Figure 10.10 shows this “fork-and-pull” collaboration model with the upstream or base repo shown as the top line. The subteam’s origin repo, sometimes also called the head repo, is a fork of the base repo and opens PRs to merge head repo changes into the base repo. Just as feature branch developers may periodically rebase (Section 10.3) against their origin repo’s main branch to get the latest changes and avoid later merge conflicts, the head repo may pull changes from the base repo for the same reason, but because of the way Git works, these changes cannot propagate directly from the base repo on GitHub to its fork. Instead, some developer must pull the changes into their own local copy of the repo, then push the changes to the appropriate branch of the origin repo. The official GitHub tutorial on forking8 gives detailed steps for keeping a fork up-to-date with an upstream repo, though in your authors’ opinion this alternative tutorial is both clearer and more concise.

These workflows should make even more clear why Section 7.4 recommends keeping stories simple: A 1-point story is one whose implementation strategy is mostly known to the team, so it can be delivered quickly and predictably, and if mistakes are made, they can be easily undone with little time being wasted. As with all aspects of Agile, a short cycle with quick feedback is better than spending a lot of time making large changes that carry more uncertainty and risk. A small story also means a simple and short-lived branch, speeding up pull requests and often eliminating the need for rebasing.
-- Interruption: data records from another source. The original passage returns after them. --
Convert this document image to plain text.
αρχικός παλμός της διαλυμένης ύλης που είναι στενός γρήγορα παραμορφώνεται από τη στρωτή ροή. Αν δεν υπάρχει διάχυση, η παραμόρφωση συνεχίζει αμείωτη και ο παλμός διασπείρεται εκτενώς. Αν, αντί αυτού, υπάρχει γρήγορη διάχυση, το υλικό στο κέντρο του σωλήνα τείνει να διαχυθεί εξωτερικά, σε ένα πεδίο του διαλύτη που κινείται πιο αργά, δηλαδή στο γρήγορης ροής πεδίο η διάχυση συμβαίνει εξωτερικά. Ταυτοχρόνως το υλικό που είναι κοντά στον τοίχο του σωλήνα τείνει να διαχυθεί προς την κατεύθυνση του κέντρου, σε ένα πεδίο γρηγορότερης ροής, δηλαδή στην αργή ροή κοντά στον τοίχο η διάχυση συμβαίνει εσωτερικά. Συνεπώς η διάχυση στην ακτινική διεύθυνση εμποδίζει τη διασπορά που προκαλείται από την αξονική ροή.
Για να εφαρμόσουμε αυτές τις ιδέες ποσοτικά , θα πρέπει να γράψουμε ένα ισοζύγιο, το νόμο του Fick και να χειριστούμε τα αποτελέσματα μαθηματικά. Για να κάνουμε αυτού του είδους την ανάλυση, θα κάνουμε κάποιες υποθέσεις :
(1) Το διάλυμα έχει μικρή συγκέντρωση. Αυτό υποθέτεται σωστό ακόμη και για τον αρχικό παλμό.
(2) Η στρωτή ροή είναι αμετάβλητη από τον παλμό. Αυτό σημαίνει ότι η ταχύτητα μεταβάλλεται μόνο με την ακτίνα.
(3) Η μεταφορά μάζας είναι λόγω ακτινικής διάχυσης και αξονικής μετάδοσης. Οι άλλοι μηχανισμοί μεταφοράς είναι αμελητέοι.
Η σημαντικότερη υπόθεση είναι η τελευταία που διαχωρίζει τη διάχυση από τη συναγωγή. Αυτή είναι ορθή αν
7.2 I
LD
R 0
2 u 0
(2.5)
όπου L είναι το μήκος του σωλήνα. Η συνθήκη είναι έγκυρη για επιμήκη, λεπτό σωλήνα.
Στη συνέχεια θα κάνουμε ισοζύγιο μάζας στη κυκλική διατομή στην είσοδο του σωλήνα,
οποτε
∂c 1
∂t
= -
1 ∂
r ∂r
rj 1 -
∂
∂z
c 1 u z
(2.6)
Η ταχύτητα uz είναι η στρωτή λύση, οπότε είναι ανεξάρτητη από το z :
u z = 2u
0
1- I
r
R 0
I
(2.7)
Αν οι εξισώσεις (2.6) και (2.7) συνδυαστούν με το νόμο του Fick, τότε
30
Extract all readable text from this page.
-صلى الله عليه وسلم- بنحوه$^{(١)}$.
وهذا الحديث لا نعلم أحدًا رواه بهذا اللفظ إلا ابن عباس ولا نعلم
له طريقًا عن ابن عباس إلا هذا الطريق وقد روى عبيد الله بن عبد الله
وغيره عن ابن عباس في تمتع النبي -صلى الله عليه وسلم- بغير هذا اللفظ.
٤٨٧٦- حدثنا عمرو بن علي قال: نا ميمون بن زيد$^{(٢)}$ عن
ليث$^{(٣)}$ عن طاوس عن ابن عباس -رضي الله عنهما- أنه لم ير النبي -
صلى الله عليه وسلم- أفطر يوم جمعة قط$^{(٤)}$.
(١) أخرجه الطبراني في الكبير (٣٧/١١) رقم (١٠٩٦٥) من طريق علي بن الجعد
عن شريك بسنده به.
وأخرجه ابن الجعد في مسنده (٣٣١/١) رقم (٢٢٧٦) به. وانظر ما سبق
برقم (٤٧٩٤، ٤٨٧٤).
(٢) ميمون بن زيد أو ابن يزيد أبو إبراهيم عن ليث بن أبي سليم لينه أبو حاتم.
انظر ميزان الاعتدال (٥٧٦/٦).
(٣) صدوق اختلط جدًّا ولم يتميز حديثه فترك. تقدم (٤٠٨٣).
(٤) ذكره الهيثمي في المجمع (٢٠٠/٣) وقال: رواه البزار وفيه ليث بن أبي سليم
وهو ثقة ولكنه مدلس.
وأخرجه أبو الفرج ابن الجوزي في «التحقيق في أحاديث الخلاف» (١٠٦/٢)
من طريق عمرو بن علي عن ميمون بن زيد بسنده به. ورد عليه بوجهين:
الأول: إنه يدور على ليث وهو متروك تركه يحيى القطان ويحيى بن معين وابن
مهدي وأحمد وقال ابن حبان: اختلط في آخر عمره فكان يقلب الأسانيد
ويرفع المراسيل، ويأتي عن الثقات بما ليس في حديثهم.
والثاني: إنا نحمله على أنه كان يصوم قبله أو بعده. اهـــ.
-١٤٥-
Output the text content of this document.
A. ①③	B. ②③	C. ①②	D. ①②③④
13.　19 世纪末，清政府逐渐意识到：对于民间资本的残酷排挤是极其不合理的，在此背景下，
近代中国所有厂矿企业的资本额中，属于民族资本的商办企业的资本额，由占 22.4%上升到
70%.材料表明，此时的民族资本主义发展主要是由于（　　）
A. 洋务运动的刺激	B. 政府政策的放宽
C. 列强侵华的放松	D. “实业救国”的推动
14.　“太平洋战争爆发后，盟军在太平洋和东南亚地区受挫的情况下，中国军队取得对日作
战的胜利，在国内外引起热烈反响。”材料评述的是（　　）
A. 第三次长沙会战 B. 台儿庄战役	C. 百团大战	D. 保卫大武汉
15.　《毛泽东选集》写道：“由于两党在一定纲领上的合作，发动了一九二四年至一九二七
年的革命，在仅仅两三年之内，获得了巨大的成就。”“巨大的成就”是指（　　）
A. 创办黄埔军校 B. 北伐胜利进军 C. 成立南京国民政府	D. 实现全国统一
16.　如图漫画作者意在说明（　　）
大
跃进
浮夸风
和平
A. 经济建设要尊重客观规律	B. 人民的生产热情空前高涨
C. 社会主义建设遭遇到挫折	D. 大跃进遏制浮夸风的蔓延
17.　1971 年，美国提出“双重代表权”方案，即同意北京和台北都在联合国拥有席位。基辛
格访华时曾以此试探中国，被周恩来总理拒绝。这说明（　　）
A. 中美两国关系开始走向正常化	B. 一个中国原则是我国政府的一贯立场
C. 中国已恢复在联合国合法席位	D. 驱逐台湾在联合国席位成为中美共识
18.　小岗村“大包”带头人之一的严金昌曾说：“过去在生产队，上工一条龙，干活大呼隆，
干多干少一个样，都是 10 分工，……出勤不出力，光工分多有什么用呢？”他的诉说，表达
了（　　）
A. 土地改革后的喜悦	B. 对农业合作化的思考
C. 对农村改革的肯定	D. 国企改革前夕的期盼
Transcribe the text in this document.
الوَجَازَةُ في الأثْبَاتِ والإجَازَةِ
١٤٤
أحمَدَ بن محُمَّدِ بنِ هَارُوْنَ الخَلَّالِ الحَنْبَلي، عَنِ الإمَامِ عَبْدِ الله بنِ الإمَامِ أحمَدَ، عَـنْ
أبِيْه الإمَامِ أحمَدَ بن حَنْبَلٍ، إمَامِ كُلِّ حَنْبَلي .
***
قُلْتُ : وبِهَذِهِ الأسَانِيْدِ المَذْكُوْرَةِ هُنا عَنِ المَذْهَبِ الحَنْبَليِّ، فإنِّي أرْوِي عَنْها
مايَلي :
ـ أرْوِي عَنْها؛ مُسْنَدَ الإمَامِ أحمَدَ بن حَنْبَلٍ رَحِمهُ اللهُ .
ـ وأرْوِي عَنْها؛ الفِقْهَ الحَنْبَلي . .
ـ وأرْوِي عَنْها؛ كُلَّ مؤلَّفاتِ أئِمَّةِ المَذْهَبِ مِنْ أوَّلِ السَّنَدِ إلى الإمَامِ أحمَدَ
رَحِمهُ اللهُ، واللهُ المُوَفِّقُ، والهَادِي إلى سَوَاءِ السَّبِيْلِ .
Still, no matter how careful your team is, sometimes a pull request may need to be revised before it’s accepted, or the customer may partially reject a feature leading to the branch being modified and the PR being reopened, as both figures show. Such scenarios are part and parcel of Agile development, but to keep your repo clean and your team sane, we recommend mitigating such “loops” by following these best practices for delivering the backlog:

  1. Follow your own advice. The goal of the Iteration Planning Meeting is to determine points and priorities for this iteration. Those decisions should be respected during the iteration, but if they need to be revisited, that should be a team effort rather than a unilateral decision by one developer.

  2. Work on one story at a time. One developer or pair should finish a story before starting stories that require other changes, unless they run into impediments that prevent further progress on delivering that story.

  3. A sustainable pace is more important than total points. Rather than delivering 5 points all at once at the iteration’s end, deliver 1 point per day for 5 days, giving the rest of the team (and the customer) the opportunity to review your contributions as they come in.

Self-Check 10.4.1. Can you think of a scenario in which it makes sense for the team to review a PR for a particular story, but it does not make sense to deploy the story to staging for the customer’s feedback?

Often, a customer-requested feature is broken down into many separate stories, some of which do not result in new functionality visible to the customer, such as adding a new model without yet creating any views for it. The customer’s feedback will be needed as soon as there is a way to interact with the feature, even if incomplete, but not before.